В 1935 году он наконец-то получил высшее образование и стал мастером на текстильной фабрике. Потом дорос до начальника цеха. В 1937 году был назначен директором ткацкой фабрики. На будущий год стал заведующим промышленно-транспортным отделом Ленинградского обкома ВКП(б). а в январе 1939-го перебрался в Москву — на должность наркома текстильной промышленности. Еще год спустя Косыгин, оставаясь наркомом, получил ранг заместителя председателя правительства.
Вся жизнь его была связана с производством. В годы войны Косыгин занимался организацией Дороги жизни, связавшей Ленинград с «большой землей». Земляки помнили не только об этом — но и о том, как Алексей Николаевич спас едва живого малыша…
Сбивала с толку его внешность, его манера общаться. Всегда сдержанный, сухой, холодный, он казался бездушным педантом. И поскольку далеко не все, кто общался с Косыгиным, были его однокашниками по институту, то о человечности этого руководителя многие принуждены были лишь догадываться… а кое-кто не мог этого даже и предположить.
Он был не столько политиком, сколько хозяйственником. Сам себя Косыгин называл главным инженером страны.
Советская экономика в начале шестидесятых претерпевала некоторые изменения. И Косыгин — «главный инженер» — отслеживал и пытался регулировать эти изменения. Более того, именно он их и внедрял. В те годы в советском руководстве появилось представление о необходимости сократить роль пожиравшей почти все отечественные ресурсы тяжелой индустрии в пользу производства товаров народного потребления. Косыгин хорошо воспринял эту идею. Сам он всегда был связан именно с легкой и пищевой отраслями. Кроме того, не следовало забывать и о том, что социалистические страны Восточной Европы также активно искали возможности для расширения хозяйственной самостоятельности предприятий. В Югославии и Чехословакии уже были предприняты серьезные реформаторские действия, Венгрия же вплотную подошла к началу преобразований. Естественно, советское руководство не могло пройти мимо опыта своих соседей и склонно было само опробовать многообещающие методы повышения эффективности производства. До «Пражской весны» оставалось еще больше года…

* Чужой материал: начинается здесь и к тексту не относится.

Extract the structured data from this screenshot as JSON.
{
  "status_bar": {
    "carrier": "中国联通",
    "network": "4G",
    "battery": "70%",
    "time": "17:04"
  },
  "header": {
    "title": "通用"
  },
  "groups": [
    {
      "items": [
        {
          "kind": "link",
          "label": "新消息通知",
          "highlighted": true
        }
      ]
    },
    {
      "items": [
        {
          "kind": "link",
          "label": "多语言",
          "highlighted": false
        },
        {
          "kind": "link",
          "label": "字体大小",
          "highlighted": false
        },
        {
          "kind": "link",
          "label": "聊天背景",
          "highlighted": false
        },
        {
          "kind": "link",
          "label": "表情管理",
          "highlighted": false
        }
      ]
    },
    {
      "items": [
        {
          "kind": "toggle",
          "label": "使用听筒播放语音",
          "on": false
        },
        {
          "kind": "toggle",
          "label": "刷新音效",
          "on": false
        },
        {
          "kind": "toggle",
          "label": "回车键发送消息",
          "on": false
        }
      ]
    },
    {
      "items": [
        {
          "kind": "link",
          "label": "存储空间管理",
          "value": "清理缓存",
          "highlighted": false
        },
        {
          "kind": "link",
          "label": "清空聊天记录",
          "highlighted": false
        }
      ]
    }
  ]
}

Алина Станиславовна привыкла к тому, что за ней остается последнее слово. Она никогда всерьез не считала себя «сильной женщиной». Более того, хранила святую убежденность в том, что при других обстоятельствах с удовольствием побыла бы «слабой». В мыслях рисовала почти карикатурный образ — избалованная барышня сидит среди вышитых подушек и кушает мороженое. Почему бы и нет? Но жизнь сложилась так, что ей приходится играть роль главы семьи. С самого того дня, когда Андрей бросил ее…

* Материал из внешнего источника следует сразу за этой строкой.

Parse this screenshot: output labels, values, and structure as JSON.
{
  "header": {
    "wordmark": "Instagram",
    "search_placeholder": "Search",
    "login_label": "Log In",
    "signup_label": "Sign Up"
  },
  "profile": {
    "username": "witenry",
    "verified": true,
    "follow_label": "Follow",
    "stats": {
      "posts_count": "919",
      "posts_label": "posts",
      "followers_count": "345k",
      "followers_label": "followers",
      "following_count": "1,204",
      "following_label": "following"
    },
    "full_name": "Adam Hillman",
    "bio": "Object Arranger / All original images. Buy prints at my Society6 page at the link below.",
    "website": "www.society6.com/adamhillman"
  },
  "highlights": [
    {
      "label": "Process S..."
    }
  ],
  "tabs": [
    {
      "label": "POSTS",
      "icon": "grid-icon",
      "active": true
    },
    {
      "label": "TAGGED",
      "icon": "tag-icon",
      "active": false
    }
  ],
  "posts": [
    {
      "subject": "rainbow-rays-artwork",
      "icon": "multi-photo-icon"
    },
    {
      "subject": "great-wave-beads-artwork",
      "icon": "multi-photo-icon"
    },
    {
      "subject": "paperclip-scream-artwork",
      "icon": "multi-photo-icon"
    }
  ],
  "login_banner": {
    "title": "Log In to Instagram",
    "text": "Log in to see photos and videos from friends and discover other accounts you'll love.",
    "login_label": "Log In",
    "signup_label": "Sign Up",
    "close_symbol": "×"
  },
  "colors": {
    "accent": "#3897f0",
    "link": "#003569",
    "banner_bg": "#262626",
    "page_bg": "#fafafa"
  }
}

Она одна вырастила сына. Конечно, родители помогали, но это была именно помощь, раз от раза. Основной груз лег на хрупкие плечи Алины и закалил ее. Это она принимала решения — в какой детский сад устраивать сына, в какую школу его отдавать, в какой институт пристраивать. Если кто-то из друзей Степушки не нравился его маме, то каким-то непостижимым образом эта дружба разрушалась. Впрочем, Алина желала сыну только добра. И обладала непогрешимым чутьем на людей. Уж в этом-то никто не мог бы ей отказать. Все, кто не прошел мамину «цензуру», потом и впрямь проявили себя не с лучшей стороны: сделались хулиганами, погрязли в стяжательстве, один парень даже был осужден за спекуляцию. Алина никогда не говорила: «С этим мальчиком не водись, с этой девочкой не дружи». Она действовала гораздо тоньше: создавала нежелательному приятелю «духоту», как бы невзначай роняла при Степане замечания, которые, в свою очередь, наводили на определенные мысли…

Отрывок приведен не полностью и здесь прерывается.